La construction de thermes, par les Romains, dans les parties les plus reculées de l’Empire fut un puissant facteur d’imprégnation latine. En adoptant les pratiques hygiéniques et sportives de l’Urbs, les élites locales s’appropriaient les codes sociaux qui les accompagnaient. La partie de l’exposition consacrée à l’Antiquité a d’ailleurs lieu dans le frigidarium rénové des thermes de Cluny.
Il ne manque pas de documentation sur l’hygiène chez les Anciens, grâce à la coutume de disposer dans la tombe, avec autres objets usuels, le nécessaire de toilette du défunt. L’Antiquité a connu un artisanat de luxe et une « industrie » cosmétique.

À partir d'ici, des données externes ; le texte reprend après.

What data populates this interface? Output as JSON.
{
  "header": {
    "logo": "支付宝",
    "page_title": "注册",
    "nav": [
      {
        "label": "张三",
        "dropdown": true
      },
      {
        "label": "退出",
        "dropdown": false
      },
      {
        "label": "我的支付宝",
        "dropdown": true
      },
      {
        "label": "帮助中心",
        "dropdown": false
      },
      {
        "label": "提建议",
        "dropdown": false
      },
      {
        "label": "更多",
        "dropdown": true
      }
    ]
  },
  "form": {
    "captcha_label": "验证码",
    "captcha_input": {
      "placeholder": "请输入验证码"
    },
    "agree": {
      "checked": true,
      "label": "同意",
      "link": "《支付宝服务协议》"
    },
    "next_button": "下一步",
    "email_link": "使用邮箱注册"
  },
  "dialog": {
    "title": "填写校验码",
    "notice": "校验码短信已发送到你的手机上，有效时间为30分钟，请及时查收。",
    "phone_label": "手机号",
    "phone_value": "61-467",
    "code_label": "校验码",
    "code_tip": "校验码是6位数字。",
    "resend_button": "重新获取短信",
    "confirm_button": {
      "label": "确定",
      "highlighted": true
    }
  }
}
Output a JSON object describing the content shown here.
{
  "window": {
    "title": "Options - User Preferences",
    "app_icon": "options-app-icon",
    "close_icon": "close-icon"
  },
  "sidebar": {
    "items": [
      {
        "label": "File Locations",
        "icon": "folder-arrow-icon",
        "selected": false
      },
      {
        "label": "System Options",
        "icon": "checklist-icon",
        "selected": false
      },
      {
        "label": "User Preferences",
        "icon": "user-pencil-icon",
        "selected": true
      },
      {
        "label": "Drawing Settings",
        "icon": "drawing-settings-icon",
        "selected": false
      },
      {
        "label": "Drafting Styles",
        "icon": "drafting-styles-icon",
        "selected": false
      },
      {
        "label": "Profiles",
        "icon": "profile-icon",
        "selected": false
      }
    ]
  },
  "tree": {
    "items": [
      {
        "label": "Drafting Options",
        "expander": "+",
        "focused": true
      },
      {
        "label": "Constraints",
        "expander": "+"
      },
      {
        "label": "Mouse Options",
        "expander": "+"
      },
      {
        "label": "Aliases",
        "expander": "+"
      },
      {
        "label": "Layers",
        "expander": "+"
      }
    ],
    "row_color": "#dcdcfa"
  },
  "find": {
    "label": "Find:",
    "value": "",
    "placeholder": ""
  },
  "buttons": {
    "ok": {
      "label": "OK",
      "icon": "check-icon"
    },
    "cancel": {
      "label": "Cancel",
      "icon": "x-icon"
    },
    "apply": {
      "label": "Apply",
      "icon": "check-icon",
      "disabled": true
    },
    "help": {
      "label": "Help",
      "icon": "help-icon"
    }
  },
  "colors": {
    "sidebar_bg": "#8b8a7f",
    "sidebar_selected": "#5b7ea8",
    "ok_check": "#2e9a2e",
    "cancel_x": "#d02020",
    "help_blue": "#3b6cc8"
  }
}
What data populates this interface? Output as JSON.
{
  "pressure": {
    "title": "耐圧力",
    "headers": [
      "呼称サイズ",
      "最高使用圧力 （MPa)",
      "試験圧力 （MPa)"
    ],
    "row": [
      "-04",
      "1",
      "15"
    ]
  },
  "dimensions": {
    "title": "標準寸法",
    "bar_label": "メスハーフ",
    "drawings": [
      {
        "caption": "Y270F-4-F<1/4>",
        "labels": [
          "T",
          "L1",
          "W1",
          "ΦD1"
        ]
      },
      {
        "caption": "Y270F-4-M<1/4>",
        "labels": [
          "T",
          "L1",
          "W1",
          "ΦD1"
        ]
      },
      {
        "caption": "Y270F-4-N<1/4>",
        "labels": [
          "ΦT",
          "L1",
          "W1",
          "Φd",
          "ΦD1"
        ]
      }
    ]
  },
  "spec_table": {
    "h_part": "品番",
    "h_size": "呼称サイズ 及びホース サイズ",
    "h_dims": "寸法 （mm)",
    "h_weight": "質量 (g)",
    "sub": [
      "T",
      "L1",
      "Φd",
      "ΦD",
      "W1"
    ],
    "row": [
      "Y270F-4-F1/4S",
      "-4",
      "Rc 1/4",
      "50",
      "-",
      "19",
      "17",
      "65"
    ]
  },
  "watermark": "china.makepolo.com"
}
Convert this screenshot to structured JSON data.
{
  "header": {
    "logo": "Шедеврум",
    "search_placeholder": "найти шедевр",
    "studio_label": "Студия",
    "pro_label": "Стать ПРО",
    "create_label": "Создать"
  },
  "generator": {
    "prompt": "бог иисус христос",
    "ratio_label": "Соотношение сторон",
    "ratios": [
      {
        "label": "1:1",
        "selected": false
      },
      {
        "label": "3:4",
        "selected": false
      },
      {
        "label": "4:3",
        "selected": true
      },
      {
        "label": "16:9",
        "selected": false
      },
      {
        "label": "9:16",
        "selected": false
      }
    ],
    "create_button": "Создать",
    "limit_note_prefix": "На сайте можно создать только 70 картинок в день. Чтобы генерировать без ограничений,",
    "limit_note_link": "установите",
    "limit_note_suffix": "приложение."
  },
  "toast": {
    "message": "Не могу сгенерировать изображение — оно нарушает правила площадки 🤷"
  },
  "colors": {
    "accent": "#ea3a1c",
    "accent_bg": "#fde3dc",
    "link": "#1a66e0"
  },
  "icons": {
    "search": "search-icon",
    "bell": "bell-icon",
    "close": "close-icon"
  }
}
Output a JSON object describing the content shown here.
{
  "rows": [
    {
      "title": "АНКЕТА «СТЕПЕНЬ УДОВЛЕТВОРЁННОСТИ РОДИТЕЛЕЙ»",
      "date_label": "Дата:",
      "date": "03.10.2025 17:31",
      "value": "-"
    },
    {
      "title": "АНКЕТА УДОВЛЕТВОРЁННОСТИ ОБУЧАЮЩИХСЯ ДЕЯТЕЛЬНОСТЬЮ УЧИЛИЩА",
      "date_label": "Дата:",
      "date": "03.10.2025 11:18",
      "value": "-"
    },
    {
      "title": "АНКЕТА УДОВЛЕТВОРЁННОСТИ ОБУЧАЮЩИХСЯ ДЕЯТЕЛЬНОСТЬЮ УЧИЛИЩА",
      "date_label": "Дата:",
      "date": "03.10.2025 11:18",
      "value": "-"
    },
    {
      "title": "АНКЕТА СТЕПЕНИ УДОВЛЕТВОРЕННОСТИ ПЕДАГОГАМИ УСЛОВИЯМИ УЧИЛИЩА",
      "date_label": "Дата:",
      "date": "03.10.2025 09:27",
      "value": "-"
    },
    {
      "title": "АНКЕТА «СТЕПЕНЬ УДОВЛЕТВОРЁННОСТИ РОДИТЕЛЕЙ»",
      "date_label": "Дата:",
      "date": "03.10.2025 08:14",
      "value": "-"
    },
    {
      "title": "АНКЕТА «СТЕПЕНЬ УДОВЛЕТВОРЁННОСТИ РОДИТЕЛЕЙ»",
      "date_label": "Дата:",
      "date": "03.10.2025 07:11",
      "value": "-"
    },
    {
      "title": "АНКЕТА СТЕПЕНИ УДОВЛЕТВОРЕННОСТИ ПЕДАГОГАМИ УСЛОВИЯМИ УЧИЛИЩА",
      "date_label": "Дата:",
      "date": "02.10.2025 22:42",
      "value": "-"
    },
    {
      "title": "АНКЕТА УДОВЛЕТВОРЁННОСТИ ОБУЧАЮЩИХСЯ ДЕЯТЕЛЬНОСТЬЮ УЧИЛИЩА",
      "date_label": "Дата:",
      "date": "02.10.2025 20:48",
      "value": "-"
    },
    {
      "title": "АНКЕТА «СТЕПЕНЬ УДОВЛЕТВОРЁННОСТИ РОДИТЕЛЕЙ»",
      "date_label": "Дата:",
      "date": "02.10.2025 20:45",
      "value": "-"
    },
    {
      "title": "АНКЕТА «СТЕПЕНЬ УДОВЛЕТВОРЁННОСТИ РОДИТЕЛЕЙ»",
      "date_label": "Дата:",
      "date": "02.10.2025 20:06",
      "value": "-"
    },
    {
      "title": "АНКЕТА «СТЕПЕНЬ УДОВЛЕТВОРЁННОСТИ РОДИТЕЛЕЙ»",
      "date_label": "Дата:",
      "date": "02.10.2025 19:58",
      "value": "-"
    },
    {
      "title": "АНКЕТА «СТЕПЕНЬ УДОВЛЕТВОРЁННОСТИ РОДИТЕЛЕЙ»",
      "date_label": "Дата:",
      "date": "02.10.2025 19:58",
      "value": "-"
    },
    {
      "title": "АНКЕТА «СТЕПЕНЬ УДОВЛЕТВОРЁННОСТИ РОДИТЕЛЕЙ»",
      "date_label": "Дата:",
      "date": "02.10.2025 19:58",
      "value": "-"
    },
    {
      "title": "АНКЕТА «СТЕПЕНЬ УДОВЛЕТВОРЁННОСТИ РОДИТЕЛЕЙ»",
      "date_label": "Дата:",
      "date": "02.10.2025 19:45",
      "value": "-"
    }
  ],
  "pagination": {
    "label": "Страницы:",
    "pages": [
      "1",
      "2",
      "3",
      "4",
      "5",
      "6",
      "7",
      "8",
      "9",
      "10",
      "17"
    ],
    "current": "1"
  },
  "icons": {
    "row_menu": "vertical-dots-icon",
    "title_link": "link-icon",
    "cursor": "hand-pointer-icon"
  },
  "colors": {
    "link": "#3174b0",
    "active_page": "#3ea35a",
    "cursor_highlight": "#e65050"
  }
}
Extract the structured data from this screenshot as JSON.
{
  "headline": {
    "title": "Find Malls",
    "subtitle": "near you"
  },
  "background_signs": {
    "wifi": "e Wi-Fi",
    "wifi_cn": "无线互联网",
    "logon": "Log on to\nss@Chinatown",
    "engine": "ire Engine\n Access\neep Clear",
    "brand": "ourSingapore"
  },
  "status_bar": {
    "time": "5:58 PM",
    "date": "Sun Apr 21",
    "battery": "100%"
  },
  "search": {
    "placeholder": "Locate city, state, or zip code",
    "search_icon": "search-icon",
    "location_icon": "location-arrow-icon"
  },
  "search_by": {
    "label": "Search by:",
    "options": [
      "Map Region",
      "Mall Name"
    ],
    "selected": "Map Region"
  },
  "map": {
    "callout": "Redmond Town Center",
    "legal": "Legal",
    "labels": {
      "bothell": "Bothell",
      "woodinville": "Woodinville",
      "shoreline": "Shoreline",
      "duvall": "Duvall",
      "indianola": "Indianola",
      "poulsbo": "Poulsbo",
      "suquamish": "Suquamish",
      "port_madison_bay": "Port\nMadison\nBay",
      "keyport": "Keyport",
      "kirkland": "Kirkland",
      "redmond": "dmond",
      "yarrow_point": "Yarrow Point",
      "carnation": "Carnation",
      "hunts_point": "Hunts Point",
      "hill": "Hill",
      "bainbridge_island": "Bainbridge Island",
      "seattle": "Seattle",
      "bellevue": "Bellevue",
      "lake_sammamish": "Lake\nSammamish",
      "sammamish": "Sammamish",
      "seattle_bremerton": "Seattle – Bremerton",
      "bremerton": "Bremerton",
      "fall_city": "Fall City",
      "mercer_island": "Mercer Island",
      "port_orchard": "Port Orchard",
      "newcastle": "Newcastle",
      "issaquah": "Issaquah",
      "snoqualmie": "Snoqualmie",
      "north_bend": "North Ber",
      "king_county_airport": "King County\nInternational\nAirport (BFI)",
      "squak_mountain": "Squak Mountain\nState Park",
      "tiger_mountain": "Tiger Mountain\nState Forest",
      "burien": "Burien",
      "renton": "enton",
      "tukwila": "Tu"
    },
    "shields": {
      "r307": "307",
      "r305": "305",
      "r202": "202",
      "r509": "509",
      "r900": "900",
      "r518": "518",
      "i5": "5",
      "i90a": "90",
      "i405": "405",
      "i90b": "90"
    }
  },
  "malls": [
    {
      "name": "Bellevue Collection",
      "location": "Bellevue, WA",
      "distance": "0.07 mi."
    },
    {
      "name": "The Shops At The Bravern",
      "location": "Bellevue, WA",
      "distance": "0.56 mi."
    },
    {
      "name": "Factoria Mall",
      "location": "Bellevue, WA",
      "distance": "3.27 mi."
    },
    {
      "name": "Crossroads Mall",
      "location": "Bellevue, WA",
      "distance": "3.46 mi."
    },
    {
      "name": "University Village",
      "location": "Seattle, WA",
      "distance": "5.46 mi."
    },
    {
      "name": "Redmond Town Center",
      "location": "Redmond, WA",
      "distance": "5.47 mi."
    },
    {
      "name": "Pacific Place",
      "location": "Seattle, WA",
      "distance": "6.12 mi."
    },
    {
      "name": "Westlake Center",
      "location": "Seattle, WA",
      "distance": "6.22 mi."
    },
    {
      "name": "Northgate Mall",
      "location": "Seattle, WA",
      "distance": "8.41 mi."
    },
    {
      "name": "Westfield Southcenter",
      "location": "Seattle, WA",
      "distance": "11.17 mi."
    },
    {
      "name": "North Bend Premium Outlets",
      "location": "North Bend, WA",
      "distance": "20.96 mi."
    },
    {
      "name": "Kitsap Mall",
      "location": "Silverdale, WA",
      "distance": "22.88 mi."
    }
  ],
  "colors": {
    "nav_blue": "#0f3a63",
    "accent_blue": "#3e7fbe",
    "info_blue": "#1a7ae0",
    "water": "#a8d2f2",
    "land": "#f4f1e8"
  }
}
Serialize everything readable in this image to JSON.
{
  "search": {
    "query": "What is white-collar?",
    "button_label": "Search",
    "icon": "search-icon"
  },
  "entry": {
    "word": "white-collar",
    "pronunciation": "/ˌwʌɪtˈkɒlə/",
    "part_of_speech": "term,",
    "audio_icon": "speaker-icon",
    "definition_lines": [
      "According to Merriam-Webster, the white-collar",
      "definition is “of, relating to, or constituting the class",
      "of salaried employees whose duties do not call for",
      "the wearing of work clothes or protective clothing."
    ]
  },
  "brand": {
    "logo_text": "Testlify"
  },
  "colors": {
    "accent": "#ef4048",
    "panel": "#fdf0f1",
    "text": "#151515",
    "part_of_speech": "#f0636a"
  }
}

Une femme assise au milieu de diverses préparations, tandis qu’un petit personnage – d’allure gothique déjà – touille ou pile : c’est peut-être un laboratoire de cosmétique que représente un bas-relief de qualité (IIe siècle, Vosges).
Sur un autre bas-relief, trois servantes s’affairent autour de leur maîtresse pour la coiffer (IVe, Agen). La Romaine connaît les postiches, use des teintures. Il existe des modes, que dans les provinces on suit, car il est de bon ton de copier la coiffure de l’impératrice, connue par les monnaies et médaillons, par les bustes. L’élégance peut être anonyme : jeune visage très doux, coiffé d’un bandeau (marbre, IIe) ; digne profil d’une femme à la coiffure en vagues, avec chignon (métal, IIe).
Au moyen âge
Le lieu commun veut que l’être moyenâgeux se soit négligé par mépris du corps, ait été sale par conviction religieuse. En réalité, entre l’âge antique et l’âge médiéval, la continuité existe, que ce soit dans les formes (le miroir à manche, le miroir à couvercle, le peigne double – ill.) ou dans l’esprit : il existe un mépris pour les soins excessifs, dégradants, vains, tiré par les Pères de l’Eglise des auteurs grecs et romains. La différence essentielle réside dans l’intimité demandée au chrétien. Deux exemples bibliques l’instruisent que le bain, public ou simplement vu, mène au péché : David observant Bethsabée, splendide eau-forte en frontispice aux psaumes pénitentiels dans un livre d’Heures (1500) ; Suzanne et les vieillards, éloge de la vertu conjugale (peinture par Zanobi Strozzi, coffre de mariage, XVe). La discrétion de la pratique, l’absence de dépôts d’objets quotidiens dans les tombes chrétiennes expliquent par ailleurs que l’hygiène ait paru inexistante.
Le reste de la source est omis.